From December 2018 to last May there were 53,628 murders in Mexico, a record. The role of drug trafficking
In the first year and a half of the government of Andres Manuel Lopez Obrador – the left nationalist who became president at the end of 2018 – there were 53,628 murders in Mexico. It means almost one hundred people murdered every day from December 2018 to last May, with a rate of 42.5 cases per hundred thousand inhabitants.
The first year and a half of Lopez Obrador’s government was the most violent of the last twenty years. 2019 alone ended with 35,588 victims of willful murder: a number that has been increasing for five years in a row. Despite the crisis, the issue of security occupies a fairly marginal place on the president’s agenda, focused rather on the economic and moral “transformation” – based on austerity in consumption and on a more active role of the state – which he intends to achieve in Mexico.
According to data released in recent days by the National Public Security System, 60 percent of the murders committed in the last eighteen months are linked to organized crime, with peaks of up to 80 percent in some areas. One of the main causes of violence in Mexico would therefore be conflicts between different groups for the control of a territory. But it should be specified, for the sake of completeness, that the crimes are fueled by the very high impunity, over 95 percent. THE END OF THE DRUG CARTS
The Mexican criminal scenario is today very different from that told by the TV series and based on large “drug cartels” that divide the market. The militarized war against the latter – which began in 2006 and is still ongoing, even if covered by a different narrative – has managed to bring about its downfall. At the same time, however, it has exacerbated the levels of violence in the country.
The large drug trafficking groups still intact are few: the Sinaloa Cartel and the New Generation Jalisco Cartel, for example. From the remains of all the others, many small organizations have sprung up, each in direct competition with the other. Not having the necessary contacts and means to operate in international drug smuggling, their “business models” are based on the extraction of resources from local communities: extortion, theft, kidnapping with ransom. The monopoly on a certain territory, to be achieved through the elimination of rivals, and violence against the population are central factors for the economic survival of the new Mexican gangs. THE CAUSES OF VIOLENCE IN MEXICO
Violence is a widespread phenomenon throughout Mexico. Some areas, however, are more violent than high: the states with the highest number of homicides recorded in the last eighteen months are, in order, Guanajuato (5745), Mexico (4337), Baja California (4285), Jalisco (3998). , Chihuahua (3856) and Michoacan (3271). Then there is the state of Colima, sparsely populated but with a very high homicide rate per number of inhabitants (144.5).

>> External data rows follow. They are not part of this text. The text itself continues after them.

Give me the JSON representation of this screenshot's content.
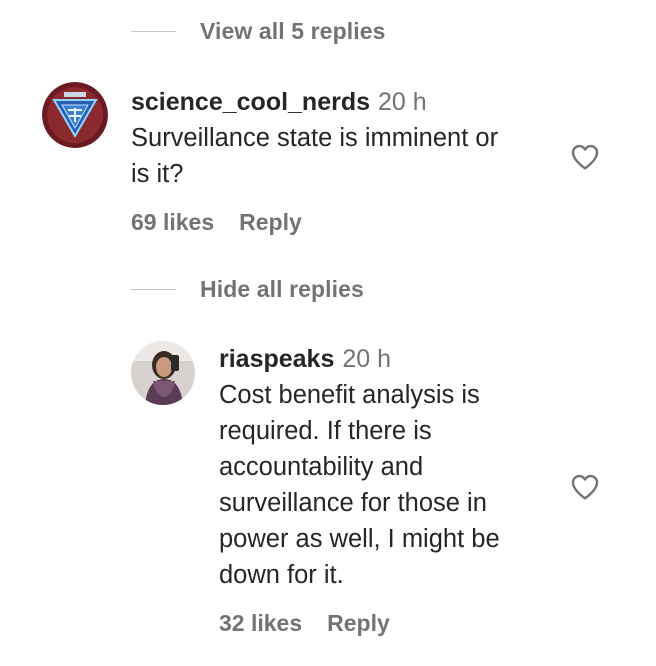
{
  "thread": {
    "view_replies_label": "View all 5 replies",
    "comment": {
      "username": "science_cool_nerds",
      "timestamp": "20 h",
      "text_lines": [
        "Surveillance state is imminent or",
        "is it?"
      ],
      "likes": "69 likes",
      "reply_label": "Reply",
      "avatar_icon": "science-logo-avatar"
    },
    "hide_replies_label": "Hide all replies",
    "reply": {
      "username": "riaspeaks",
      "timestamp": "20 h",
      "text_lines": [
        "Cost benefit analysis is",
        "required. If there is",
        "accountability and",
        "surveillance for those in",
        "power as well, I might be",
        "down for it."
      ],
      "likes": "32 likes",
      "reply_label": "Reply",
      "avatar_icon": "user-photo-avatar"
    }
  },
  "icons": {
    "like": "heart-icon"
  },
  "colors": {
    "primary_text": "#262626",
    "secondary_text": "#737373",
    "divider": "#c7c7c7"
  }
}
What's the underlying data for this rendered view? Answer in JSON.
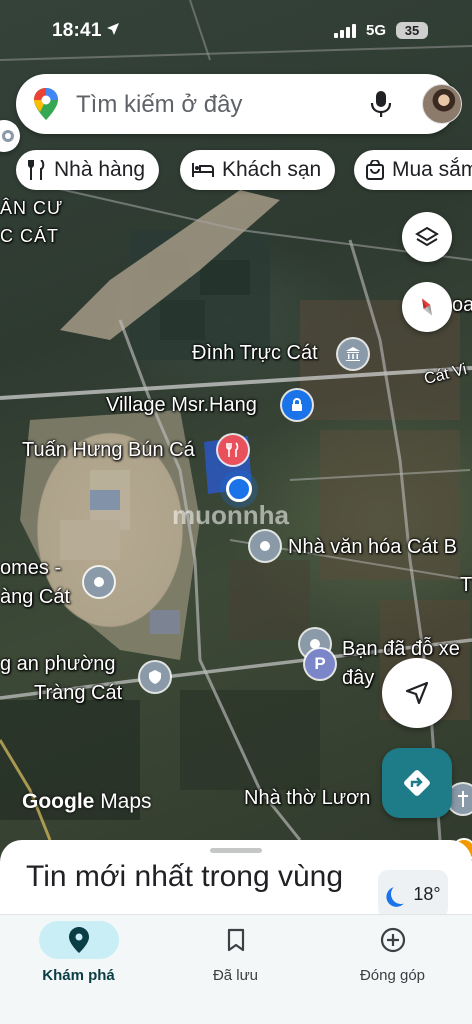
{
  "status_bar": {
    "time": "18:41",
    "network": "5G",
    "battery": "35"
  },
  "search": {
    "placeholder": "Tìm kiếm ở đây"
  },
  "chips": [
    {
      "label": "Nhà hàng",
      "icon": "restaurant-icon"
    },
    {
      "label": "Khách sạn",
      "icon": "hotel-icon"
    },
    {
      "label": "Mua sắm",
      "icon": "shopping-bag-icon"
    }
  ],
  "map": {
    "labels": {
      "area_top_1": "ÂN CƯ",
      "area_top_2": "C CÁT",
      "dinh": "Đình Trực Cát",
      "village": "Village Msr.Hang",
      "restaurant": "Tuấn Hưng Bún Cá",
      "road": "Cát Vi",
      "oa": "oa",
      "nha_van_hoa": "Nhà văn hóa Cát B",
      "homes_1": "omes -",
      "homes_2": "àng Cát",
      "cong_an_1": "g an phường",
      "cong_an_2": "Tràng Cát",
      "parking_1": "Bạn đã đỗ xe",
      "parking_2": "đây",
      "church": "Nhà thờ Lươn",
      "t_edge": "T",
      "watermark": "muonnha"
    },
    "attribution": {
      "google": "Google",
      "maps": "Maps"
    },
    "colors": {
      "accent": "#1a73e8",
      "direction_button": "#1e7c89",
      "restaurant_pin": "#e8505b",
      "place_pin": "#8a9aa8"
    }
  },
  "bottom_sheet": {
    "title": "Tin mới nhất trong vùng",
    "weather": "18°"
  },
  "nav": [
    {
      "label": "Khám phá",
      "icon": "explore-pin-icon",
      "active": true
    },
    {
      "label": "Đã lưu",
      "icon": "bookmark-icon",
      "active": false
    },
    {
      "label": "Đóng góp",
      "icon": "add-circle-icon",
      "active": false
    }
  ]
}
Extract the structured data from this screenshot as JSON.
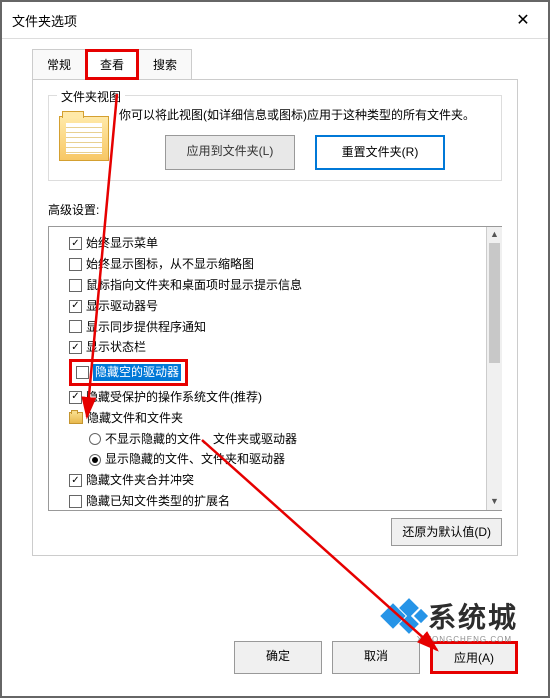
{
  "titlebar": {
    "title": "文件夹选项"
  },
  "tabs": {
    "t0": "常规",
    "t1": "查看",
    "t2": "搜索"
  },
  "folderview": {
    "legend": "文件夹视图",
    "desc": "你可以将此视图(如详细信息或图标)应用于这种类型的所有文件夹。",
    "apply_btn": "应用到文件夹(L)",
    "reset_btn": "重置文件夹(R)"
  },
  "advanced": {
    "label": "高级设置:",
    "items": [
      {
        "type": "check",
        "checked": true,
        "label": "始终显示菜单"
      },
      {
        "type": "check",
        "checked": false,
        "label": "始终显示图标，从不显示缩略图"
      },
      {
        "type": "check",
        "checked": false,
        "label": "鼠标指向文件夹和桌面项时显示提示信息"
      },
      {
        "type": "check",
        "checked": true,
        "label": "显示驱动器号"
      },
      {
        "type": "check",
        "checked": false,
        "label": "显示同步提供程序通知"
      },
      {
        "type": "check",
        "checked": true,
        "label": "显示状态栏"
      },
      {
        "type": "check",
        "checked": false,
        "label": "隐藏空的驱动器",
        "highlight": true
      },
      {
        "type": "check",
        "checked": true,
        "label": "隐藏受保护的操作系统文件(推荐)"
      },
      {
        "type": "folder",
        "label": "隐藏文件和文件夹"
      },
      {
        "type": "radio",
        "checked": false,
        "label": "不显示隐藏的文件、文件夹或驱动器",
        "indent": 1
      },
      {
        "type": "radio",
        "checked": true,
        "label": "显示隐藏的文件、文件夹和驱动器",
        "indent": 1
      },
      {
        "type": "check",
        "checked": true,
        "label": "隐藏文件夹合并冲突"
      },
      {
        "type": "check",
        "checked": false,
        "label": "隐藏已知文件类型的扩展名"
      }
    ],
    "restore_btn": "还原为默认值(D)"
  },
  "buttons": {
    "ok": "确定",
    "cancel": "取消",
    "apply": "应用(A)"
  },
  "watermark": {
    "text": "系统城",
    "sub": "XITONGCHENG.COM"
  }
}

The struggle for control of drug trafficking routes helps explain the high number of murders in some territories (Jalisco, Baja California, Chihuahua, Colima). But drugs alone do not allow us to fully understand the geography of violence in Mexico.
Guanajuato, at the center of the nation, is the heart of the Mexican auto industry and home to a major refinery. In this state the violence is concentrated in a handful of municipalities, especially that of Celaya, where the dominant criminal group is the Cartel of Santa Rosa de Lima: despite the high-sounding name and the ambitions of greatness, it is a local gang, most famous for fuel and gas theft. After the Mexican government’s tightening of this practice (known in jargon as huachicoleo), the Santa Rosa de Lima Cartel has begun to focus more on extortion.
In Chihuahua, on the border with Texas, timber smuggling has become a major criminal market. As also reported by Reuters, in the most isolated communities of the state, young people are kidnapped by gangs and forced to cut down trees. According to estimates by the Mexican authorities, the smuggling of timber is equal to 30 percent of the quantity collected legally.
In the central-western state of Michoacan, criminal organizations compete for the monopoly of extortion from avocado producers. An enormous turnover revolves around the fruit – not surprisingly renamed green gold – exports are worth 2.4 billion dollars a year.
The small state of Colima, overlooking the Pacific Ocean, is strategically relevant for international drug trafficking by virtue of the crowded port of Manzanillo, which acts as a link with Asia. It is from China, in particular, that Mexican narcos obtain the chemicals (the so-called precursors) necessary to make synthetic drugs destined for the American market. Controlling the port of Manzanillo, therefore, means controlling a fundamental link in the production chain.